For a start the proposed €50 standing charge designed to pay for the cost of meter installation over 20 years has been scrapped. That’s about €80m a year.

People of limited means, like pensioners living alone, will be subsidised, apparently by Joan Burton’s Department of Social Protection. The details are not yet available, the cost of the subvention is unclear. Some reports suggest the cost is about €40m.

People with poor quality water won’t pay the full whack either. Why should they? But nobody knows how many such households there are and how the quality of your water will be measured. Will the process prompt local water tax withholding protests in areas where water is not the best?

contaminated water contaminated water

And what of those who already pay into group water schemes? All over the country rural dwellers have been paying for water for decades. Surely their outlays must be offset against any amount they allegedly owe to Irish Water?

All these exemptions will depress the water tax yield.

And that yield will already be depressed by a general free water allowance of 30,000 litres per year, and a special allowance of 38,000 litres per year for those under 18 years.

So what is the actual net yield from the new tax? The government is not saying.

Other problems remain unquantified. The ESRI pointed out forcibly some time ago that Irish Water has recruited all the workers currently employed by local government in running the water system, in addition to its own newly recruited staff. The total complement will exceed 4,000 and may be even higher.

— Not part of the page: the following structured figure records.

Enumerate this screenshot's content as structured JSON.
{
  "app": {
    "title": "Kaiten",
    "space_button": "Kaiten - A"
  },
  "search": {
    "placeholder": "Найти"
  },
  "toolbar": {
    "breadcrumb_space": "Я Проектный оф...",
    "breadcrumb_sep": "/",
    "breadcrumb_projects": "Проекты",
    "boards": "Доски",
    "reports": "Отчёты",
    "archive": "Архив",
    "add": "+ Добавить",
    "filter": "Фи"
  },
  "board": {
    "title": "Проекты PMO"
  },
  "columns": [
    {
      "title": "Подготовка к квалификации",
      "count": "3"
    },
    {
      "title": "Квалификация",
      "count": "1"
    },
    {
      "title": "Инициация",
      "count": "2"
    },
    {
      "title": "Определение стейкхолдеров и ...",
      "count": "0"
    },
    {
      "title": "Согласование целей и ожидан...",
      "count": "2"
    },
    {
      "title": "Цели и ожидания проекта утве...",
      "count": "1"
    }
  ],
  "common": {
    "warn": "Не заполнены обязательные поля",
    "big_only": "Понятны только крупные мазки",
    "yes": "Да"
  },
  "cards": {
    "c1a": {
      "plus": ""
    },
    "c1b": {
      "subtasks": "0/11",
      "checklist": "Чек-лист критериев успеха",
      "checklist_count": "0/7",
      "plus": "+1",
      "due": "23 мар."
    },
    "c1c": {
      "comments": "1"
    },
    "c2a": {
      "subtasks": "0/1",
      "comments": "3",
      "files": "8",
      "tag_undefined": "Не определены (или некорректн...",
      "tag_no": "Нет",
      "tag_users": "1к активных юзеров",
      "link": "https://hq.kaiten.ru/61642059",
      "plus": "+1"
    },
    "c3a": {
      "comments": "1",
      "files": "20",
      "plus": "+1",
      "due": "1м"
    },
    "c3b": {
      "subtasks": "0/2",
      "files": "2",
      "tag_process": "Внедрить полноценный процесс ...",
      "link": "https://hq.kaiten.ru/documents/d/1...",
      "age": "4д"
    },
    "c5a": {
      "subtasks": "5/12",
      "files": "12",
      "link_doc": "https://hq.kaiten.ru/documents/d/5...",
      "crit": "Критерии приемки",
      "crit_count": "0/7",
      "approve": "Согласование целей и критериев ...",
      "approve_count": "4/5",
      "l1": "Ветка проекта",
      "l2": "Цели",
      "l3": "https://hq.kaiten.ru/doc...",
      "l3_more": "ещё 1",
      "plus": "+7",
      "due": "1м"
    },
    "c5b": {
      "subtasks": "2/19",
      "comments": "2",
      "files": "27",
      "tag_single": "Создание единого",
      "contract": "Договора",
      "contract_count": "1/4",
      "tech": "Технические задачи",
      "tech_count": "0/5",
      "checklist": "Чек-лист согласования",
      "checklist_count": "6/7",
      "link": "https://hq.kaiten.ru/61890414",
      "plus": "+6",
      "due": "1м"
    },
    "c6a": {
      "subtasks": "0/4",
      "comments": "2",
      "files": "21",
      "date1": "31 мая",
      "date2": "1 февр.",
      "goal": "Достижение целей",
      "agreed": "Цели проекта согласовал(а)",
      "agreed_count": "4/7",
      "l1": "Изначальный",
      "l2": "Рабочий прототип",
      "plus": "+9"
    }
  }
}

It is alleged that many of these people are surplus to requirements and will have to be made redundant. How much will this cost? How much will be needed to meet pension obligations? How will responsibility for such costs be allocated? Will this money have to be borrowed? Is the government looking at a repeat of what took place at Dublin Port where the number of pensioners is a multiple of the number of current staff?

The government is pledging to give Irish Water €537m a year from exchequer resources towards its running costs. It is not clear how long this subsidy will last.

These questions should be dealt with an explained by our legislators.

Obviously, the system should be made ‘fit for purpose’. This means that Irish Water should have the resources to build a proper charging system, to reform its inherited overheads and to invest funds in reducing the amount of wasted water to minimal levels.

It also needs a transparent system for imposing water charges on business users. A lot of SMEs for example deeply resent the water charges already imposed upon them by local government. Simultaneously it is believed by those who work in local government that many businesses don’t actually pay what they owe. This all needs to be sorted out, quickly.

A number to wave in the face of voters

If you consider all of the problems confronting the state’s new water company the idea of estimating the annual charge per household at €240 seems somewhat unrealistic.

The government needed a number to wave in the face of the voters as it faced into local elections on 23 May. That number has duly been delivered. But the people who produced the number may no longer be dealing with water if and when that number proves to be a complete underestimate.

Irish people have a tendency to fight about issues like this. When bin taxes – of a type used in rural areas for years – were imposed in greater Dublin for example many people simply refused to pay and went to jail. This could happen again.

If it does then the legal issues could become quite complicated. Does the citizen have a constitutional right to access to water for himself and his/her children?

Is a state company entitled to cut off that water or even to reduce the supply to ‘a trickle’?

We are not dealing with some sort of medieval siege here, if which the citizens of a walled town are starved into submission by an invading army.

Can you legally deprive a person of water if they can’t pay or won’t pay? And if you can then how do your spin doctors explain away the political consequences of the ‘desired outcome’ in one of the wettest countries on the planet?